Kupffer cells (KCs) are highly abundant, intravascular, liver-resident macrophages known for their scavenger and phagocytic functions. KCs can also present antigens to CD8⁺ T cells and promote either tolerance or effector differentiation, but the mechanisms underlying these discrepant outcomes are poorly understood. Here, we used a mouse model of hepatitis B virus (HBV) infection, in which HBV-specific naive CD8⁺ T cells recognizing hepatocellular antigens are driven into a state of immune dysfunction, to identify a subset of KCs (referred to as KC2) that cross-presents hepatocellular antigens upon interleukin-2 (IL-2) administration, thus improving the antiviral function of T cells. Removing MHC-I from all KCs, including KC2, or selectively depleting KC2 impaired the capacity of IL-2 to revert the T cell dysfunction induced by intrahepatic priming. In summary, by sensing IL-2 and cross-presenting hepatocellular antigens, KC2 overcome the tolerogenic potential of the hepatic microenvironment, suggesting new strategies for boosting hepatic T cell immunity.

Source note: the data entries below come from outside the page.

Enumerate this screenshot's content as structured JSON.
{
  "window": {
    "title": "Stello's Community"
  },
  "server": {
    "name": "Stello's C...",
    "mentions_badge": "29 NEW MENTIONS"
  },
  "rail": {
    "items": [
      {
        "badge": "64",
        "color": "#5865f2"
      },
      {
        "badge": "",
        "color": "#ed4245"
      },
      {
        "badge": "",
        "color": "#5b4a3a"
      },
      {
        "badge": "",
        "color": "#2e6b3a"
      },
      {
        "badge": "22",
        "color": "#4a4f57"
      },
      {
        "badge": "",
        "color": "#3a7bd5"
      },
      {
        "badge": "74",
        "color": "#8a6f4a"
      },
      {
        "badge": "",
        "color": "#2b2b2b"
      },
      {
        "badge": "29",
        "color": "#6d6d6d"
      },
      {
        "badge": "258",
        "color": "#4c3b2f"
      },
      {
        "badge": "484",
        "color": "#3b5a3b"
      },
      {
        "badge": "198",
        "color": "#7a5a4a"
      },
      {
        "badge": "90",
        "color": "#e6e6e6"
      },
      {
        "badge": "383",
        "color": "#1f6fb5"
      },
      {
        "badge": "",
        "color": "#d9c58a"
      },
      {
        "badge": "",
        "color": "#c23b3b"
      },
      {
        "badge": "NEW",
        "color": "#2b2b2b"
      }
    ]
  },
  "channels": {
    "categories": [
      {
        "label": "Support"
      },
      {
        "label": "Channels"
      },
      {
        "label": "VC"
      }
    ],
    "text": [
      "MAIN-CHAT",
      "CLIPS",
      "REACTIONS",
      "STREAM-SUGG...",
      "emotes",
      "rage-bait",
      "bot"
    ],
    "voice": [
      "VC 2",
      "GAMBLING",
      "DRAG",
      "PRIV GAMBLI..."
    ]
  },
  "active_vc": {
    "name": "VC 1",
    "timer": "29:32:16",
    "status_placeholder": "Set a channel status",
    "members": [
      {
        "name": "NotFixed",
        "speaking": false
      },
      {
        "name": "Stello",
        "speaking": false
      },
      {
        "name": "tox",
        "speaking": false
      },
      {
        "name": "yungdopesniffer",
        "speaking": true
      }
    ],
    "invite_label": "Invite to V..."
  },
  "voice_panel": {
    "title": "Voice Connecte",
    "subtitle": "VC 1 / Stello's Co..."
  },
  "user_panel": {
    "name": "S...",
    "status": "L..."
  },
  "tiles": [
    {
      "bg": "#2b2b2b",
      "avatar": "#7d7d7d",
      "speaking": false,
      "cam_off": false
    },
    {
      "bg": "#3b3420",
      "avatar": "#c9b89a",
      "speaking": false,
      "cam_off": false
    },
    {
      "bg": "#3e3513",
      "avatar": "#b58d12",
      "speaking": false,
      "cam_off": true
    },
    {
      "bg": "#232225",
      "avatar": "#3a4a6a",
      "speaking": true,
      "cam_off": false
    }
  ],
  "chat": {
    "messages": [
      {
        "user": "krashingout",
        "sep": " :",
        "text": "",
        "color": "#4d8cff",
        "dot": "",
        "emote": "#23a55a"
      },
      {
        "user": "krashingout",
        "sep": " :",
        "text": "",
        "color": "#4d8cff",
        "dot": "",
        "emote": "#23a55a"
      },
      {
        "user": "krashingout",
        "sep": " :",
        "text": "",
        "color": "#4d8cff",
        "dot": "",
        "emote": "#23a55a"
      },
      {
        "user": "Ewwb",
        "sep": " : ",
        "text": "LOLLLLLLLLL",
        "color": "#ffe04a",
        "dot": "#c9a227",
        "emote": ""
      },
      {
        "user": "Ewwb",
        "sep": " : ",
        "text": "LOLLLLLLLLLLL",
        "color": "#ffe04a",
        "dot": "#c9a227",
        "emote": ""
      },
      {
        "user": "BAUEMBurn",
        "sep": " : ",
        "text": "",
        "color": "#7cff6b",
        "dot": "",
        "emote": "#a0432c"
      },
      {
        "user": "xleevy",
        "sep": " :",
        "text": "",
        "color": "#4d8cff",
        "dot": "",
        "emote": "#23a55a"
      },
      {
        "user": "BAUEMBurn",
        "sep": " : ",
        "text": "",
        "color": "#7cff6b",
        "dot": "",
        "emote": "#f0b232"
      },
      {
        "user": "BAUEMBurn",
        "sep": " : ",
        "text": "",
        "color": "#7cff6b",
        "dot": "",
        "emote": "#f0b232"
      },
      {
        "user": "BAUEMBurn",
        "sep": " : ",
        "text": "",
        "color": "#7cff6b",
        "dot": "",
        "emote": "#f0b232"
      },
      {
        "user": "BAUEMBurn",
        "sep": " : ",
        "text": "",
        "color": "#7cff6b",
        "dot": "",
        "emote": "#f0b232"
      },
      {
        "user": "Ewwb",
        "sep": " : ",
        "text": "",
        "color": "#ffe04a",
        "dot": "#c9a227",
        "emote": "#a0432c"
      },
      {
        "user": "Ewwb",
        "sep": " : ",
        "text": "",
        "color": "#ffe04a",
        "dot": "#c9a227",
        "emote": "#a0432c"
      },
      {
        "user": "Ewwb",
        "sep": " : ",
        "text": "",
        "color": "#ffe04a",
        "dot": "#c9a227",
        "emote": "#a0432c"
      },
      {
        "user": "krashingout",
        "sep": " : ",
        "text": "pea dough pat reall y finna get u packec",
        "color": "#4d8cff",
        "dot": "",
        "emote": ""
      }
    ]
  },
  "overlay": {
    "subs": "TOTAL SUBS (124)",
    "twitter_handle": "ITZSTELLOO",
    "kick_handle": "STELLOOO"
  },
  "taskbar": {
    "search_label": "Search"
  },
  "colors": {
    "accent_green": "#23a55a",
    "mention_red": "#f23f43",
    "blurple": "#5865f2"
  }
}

枯否细胞 (KCs) 是高度丰富的血管内肝脏驻留巨噬细胞，以其清道夫和吞噬功能而闻名。KCs 还可以将抗原呈递给 CD8 ⁺ T 细胞并促进耐受或效应分化，但对这些差异结果背后的机制知之甚少。在这里，我们使用了乙型肝炎病毒 (HBV) 感染的小鼠模型，其中 HBV 特异性幼稚 CD8 ⁺识别肝细胞抗原的 T 细胞被驱动进入免疫功能障碍状态，以识别在白细胞介素 2 (IL-2) 给药后交叉呈递肝细胞抗原的 KC 子集（称为 KC2），从而提高 T 细胞的抗病毒功能细胞。从包括 KC2 在内的所有 KC 中去除 MHC-I 或选择性消耗 KC2 会损害 IL-2 恢复由肝内启动诱导的 T 细胞功能障碍的能力。总之，通过感知 IL-2 和交叉呈递肝细胞抗原，KC2 克服了肝脏微环境的耐受性潜能，为增强肝脏 T 细胞免疫提供了新的策略。